In a hospital there is a job entitled Patient Care Coordinator. This person ensures that a medical facility is providing high quality care services. They work with administration, staff, and patients to reach health care goals and to keep the lines of communication open. When your child requires the support of special education, as the parent, it often feels as if that job description is synonymous with yours.
While all members of your team are committed to helping your child you are in fact the biggest stakeholder at the table. Sitting in this role can be incredibly overwhelming. At the school based TEAM meeting the parent concerns drive many of the decisions made and are an integral aspect to the development of the students vision statement. When in the doctors office discussing medication trials you are told “You can try mediation a, medication b or do nothing it’s really up to you.” When signing your child up for an extra curricular activity you do your best to match their preferred interest with the coach and/or instructor that will ultimately “get him” and “stick with him” through the more challenging moments.

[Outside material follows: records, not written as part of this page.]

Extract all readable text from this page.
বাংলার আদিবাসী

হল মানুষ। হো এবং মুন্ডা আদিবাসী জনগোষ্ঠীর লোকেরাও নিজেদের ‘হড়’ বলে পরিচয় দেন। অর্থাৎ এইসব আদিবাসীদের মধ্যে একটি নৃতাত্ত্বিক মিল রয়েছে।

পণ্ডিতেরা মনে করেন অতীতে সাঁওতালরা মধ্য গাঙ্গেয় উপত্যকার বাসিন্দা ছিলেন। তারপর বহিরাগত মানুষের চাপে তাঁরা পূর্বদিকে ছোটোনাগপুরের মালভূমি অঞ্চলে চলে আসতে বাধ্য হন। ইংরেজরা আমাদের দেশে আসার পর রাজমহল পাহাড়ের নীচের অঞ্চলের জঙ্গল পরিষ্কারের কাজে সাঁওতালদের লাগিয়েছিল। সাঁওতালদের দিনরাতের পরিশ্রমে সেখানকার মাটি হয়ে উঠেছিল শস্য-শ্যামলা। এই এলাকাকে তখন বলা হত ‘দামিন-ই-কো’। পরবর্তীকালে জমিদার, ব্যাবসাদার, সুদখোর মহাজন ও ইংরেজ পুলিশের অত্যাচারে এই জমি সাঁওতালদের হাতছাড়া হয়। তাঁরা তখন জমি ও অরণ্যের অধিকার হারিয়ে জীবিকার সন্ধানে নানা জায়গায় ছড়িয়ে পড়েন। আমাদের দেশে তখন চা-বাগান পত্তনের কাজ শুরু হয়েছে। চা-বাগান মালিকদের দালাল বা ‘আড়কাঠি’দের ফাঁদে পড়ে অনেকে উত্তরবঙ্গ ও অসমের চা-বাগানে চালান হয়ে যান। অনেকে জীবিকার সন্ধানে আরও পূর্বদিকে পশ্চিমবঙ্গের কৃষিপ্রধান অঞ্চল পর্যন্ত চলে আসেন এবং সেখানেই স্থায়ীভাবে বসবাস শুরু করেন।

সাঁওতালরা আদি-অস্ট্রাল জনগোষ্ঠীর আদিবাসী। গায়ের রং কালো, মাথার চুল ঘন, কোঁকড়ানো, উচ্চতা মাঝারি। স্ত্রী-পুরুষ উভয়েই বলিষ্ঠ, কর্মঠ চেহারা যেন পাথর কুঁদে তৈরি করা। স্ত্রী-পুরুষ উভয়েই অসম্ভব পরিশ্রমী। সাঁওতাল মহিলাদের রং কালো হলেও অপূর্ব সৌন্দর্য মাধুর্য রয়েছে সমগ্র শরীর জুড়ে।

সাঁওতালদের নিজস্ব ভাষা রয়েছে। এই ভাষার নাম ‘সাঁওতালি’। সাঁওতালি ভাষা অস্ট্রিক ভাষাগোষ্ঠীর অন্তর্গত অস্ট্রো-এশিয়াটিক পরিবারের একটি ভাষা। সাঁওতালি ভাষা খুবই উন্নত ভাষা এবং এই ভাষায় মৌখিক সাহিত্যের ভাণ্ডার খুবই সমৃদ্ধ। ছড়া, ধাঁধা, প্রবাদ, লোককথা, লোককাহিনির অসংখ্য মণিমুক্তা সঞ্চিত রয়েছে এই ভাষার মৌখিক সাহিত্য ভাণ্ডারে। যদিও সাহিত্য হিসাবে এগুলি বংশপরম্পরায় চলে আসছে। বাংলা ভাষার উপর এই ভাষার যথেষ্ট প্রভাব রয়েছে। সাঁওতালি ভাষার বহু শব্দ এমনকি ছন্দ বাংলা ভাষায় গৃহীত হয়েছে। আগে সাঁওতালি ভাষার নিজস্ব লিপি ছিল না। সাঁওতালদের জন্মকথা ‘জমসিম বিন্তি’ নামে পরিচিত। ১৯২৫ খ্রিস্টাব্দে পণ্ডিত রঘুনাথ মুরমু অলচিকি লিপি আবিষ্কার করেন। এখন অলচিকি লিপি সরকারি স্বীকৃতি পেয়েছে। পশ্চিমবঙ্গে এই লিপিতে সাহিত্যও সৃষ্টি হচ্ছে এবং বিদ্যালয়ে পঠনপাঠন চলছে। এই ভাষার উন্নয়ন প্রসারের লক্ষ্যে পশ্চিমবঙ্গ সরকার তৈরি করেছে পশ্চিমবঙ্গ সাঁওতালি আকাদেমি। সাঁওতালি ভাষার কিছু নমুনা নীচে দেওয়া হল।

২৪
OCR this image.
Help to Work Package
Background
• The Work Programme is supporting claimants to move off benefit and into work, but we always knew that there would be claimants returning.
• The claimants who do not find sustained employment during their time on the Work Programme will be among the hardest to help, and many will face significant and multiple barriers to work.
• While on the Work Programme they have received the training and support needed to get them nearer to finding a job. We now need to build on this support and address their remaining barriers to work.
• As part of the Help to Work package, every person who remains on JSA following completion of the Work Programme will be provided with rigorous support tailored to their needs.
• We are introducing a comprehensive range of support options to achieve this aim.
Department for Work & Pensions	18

When things are going well you feel a sense of calm and reassurance that it is all going to be ok. You’ve made the right decisions and can breathe easy. However, during those more challenging moments the weight of the world is on your shoulders. It feels as if you’re running through quicksand sinking a little deeper with each step but knowing you have to keep moving forward to get yourself and your child to solid ground again. It is an incredibly scary, frustrating, isolating, and exhausting experience.
Here’s what I’ve learned: Nothing lasts forever good or bad…As the ‘parent care coordinator’ your plan is to keep moving forward, asking questions, seeking support, and expressing your concerns. If you stick to this plan the world won’t seem quite so heavy and the quicksand loses its strength to pull you down.